Family Drama: “There were a lot of scenes that were really difficult to shoot. There were also a lot of scenes that were a lot of fun to shoot. I think one of my early favorites filming was the one between Sally and Nolan, where he meets her for the first time. We have that kind of little verbal battle at the family house. It wasn’t fun at the time because it was such a difficult scene to get through, but the thing about those kinds of scenes is when you’re done with it, it’s like a hundred times better. You did it, and it feels great. You got all of that out,” Teague says.

“The jail scene with Ben, when Danny’s technically disowning Owen, that was an amazing scene to shoot. It wasn’t fun at the time, either, but doing that kind of scene with an actor like Ben was incredible… I don’t know if you realize you’ve nailed it, but there is a ‘You did it!’ feeling. Getting that kind of stuff out always feels good at the end, weirdly enough.”
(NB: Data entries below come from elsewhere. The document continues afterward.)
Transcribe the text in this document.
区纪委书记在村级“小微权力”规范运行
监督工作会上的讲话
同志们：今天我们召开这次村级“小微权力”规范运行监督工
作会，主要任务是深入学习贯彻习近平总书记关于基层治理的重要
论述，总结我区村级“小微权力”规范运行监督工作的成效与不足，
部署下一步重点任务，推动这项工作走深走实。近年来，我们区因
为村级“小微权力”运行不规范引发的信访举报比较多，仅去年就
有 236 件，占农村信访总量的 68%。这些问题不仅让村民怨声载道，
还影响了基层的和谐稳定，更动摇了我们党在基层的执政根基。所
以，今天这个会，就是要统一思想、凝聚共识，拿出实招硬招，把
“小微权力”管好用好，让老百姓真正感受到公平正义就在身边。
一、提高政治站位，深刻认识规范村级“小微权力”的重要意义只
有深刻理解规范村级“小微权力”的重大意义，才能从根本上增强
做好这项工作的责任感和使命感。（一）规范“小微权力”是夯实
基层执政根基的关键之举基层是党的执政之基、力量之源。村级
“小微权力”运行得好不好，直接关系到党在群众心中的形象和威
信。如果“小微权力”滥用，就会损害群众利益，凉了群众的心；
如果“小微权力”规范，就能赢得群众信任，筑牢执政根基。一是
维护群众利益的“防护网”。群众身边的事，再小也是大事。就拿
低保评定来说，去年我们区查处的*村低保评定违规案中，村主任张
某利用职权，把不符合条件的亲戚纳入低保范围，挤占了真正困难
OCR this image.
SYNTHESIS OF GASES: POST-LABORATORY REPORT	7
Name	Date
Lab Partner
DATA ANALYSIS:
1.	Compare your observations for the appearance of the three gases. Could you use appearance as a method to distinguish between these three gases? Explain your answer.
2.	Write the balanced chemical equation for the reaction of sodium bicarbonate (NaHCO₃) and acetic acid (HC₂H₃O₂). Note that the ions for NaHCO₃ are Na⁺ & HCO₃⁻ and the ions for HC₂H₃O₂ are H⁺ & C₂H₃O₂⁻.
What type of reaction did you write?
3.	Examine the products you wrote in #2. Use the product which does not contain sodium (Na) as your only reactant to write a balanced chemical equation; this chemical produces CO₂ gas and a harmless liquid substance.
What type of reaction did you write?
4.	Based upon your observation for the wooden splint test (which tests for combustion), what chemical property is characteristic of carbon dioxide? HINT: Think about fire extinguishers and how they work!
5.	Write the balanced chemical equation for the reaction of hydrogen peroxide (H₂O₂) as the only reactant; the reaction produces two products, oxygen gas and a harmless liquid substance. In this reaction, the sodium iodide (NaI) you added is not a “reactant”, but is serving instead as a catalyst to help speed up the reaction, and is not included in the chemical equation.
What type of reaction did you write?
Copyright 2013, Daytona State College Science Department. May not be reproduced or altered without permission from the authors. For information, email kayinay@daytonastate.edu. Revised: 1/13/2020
Location, Location, Location: Teague’s experience playing young Danny in flashbacks in Season 1 helped him tremendously with playing Danny’s son in Season 2. “I knew Danny’s backstory, and I knew the area. I knew the Keys, Miami, as I’d spent quite a bit of Season 1 down there. It helped knowing where Nolan was coming from, where he had been, and the areas that he had grown up in,” he says. “Nolan had been in runaway homes and shelters throughout Florida. I knew some of those areas, too, and it was cool to know what he was talking about.”

Bloodline Season 2 is streaming on Netflix.